Я вздохнул, прогоняя от себя непрошеные мысли о человеческой глупости, подлости и жадности. Сейчас имело значение лишь одно: Алиса и ее чувства. Точнее — их отсутствие. И зарождение, маленький росток надежды для меня.
— Да, Алиса, зов огненной крови — чудо. — Я твердо смотрел в глаза девушки. — Будь я воспитан как демон, сэкономил бы уйму времени и не совершил бы поступки, которых стыжусь. Зов — невероятная удача для любого мужчины. Каждый из нас ищет особенную леди, ту, которая смогла бы затронуть нечто неизведанное, тайное, что прочно сидит в каждом. Уверен, ты слышала или, может, читала о мужчинах, которые влюблялись в поворот головы, тонкие запястья или хрупкую фигуру девушки, которую хотелось защитить, сберечь… А может, им стоило лишь услышать голос леди, и они теряли голову.
— Слишком сказочно, — Алиса несмело улыбнулась, — так действительно пишут в романах.
— Так есть на самом деле. Нечто, что сидит в каждом мужчине. Эмоции, дикие, необузданные, какие невозможно подавить ни доводами рассудка, ни долгом перед семьей или страной. В тот день, когда я увидел тебя впервые, одна мысль о том, что тебя коснется кто-то другой, даже просто поддержит за руку, случись тебе оступиться, причиняла боль. Впрочем, скорее меня душили ярость и гнев, а боль уже отрезвляла.
Я видел, что мои слова несколько напугали ее, но был обязан закончить, пусть и понимал, что дальнейшее собьет ее с толку, а меня вывернет наизнанку.

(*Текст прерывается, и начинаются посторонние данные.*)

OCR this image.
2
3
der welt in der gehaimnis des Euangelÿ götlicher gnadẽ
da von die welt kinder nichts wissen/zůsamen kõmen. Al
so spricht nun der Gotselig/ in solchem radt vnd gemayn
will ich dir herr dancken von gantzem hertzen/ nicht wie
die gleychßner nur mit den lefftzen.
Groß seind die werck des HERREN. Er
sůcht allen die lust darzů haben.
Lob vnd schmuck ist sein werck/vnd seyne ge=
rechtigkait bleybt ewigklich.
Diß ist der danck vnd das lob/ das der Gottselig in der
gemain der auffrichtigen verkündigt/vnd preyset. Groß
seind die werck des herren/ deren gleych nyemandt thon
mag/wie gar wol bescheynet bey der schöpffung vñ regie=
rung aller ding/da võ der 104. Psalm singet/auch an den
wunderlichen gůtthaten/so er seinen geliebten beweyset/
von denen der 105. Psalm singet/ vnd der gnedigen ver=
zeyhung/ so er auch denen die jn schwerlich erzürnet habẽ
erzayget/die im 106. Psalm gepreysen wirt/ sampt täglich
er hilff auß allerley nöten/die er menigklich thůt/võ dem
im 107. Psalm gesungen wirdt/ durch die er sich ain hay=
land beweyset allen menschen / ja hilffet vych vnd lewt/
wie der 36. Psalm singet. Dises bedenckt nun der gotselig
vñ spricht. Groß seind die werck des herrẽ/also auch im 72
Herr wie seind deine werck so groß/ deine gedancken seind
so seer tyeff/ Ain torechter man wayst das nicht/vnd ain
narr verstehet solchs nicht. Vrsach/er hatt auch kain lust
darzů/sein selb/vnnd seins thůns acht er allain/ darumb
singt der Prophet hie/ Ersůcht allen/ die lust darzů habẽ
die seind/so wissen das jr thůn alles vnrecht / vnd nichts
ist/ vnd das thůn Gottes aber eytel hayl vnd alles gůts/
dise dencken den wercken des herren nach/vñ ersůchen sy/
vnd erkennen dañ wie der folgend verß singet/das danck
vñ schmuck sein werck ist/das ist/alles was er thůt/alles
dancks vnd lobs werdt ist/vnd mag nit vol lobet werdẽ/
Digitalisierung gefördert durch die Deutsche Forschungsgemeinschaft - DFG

Но я обязан справиться, если хочу видеть Алису счастливой. Обязан переупрямить натуру демона и помочь нам двоим обрести иной путь. Я мужчина, это мне пристало исправлять ошибки, не перекладывая их на хрупкие плечи хоть и очень сильной ведьмы, но все же леди.
— О зове: у него не случается ошибок. Ты и сама уже знаешь, кровь не умеет лгать. Каждому хочется любви, неважно, мужчина ты или женщина. Все мы живем и дышим ради одного — быть любимым, быть нужным и понятым. Именно это и дарит зов демону. Дает надежду, а затем и уверенность, что одному человеку мы всегда будем необходимы и он не отвернется и поймет с полуслова все, что демон желает сказать. Зов сминает границы, не давая мужчине права пройти мимо или как-то обидеть свою женщину.
Я сжал кулаки, вспоминая отца и мать. Мне не хотелось бы идти их тропой, и я готов был на все, чтобы изменить, что сам же и натворил. Знал, в чем была вина отца, понимал, что тот, даже если бы очень хотел, не смог бы стереть память прошлого из головы Вариши и уж тем более вернуть ей человека, чья смерть навсегда отвратила ее от отца. Мама не простила ему смерти подруги-ведьмы. Не простила своего заточения. Мама не простила насилия и рождения детей, которых не желала.
— Дарий за то, что сотворил с Варишей, расплатился безумием. Они разделили его на двоих, — произнес я, видя, как мнется Алиса, пытаясь сдержать слова на языке. — Не нужно бояться говорить. Император и императрица мертвы. Их история — страшный пример для слепца.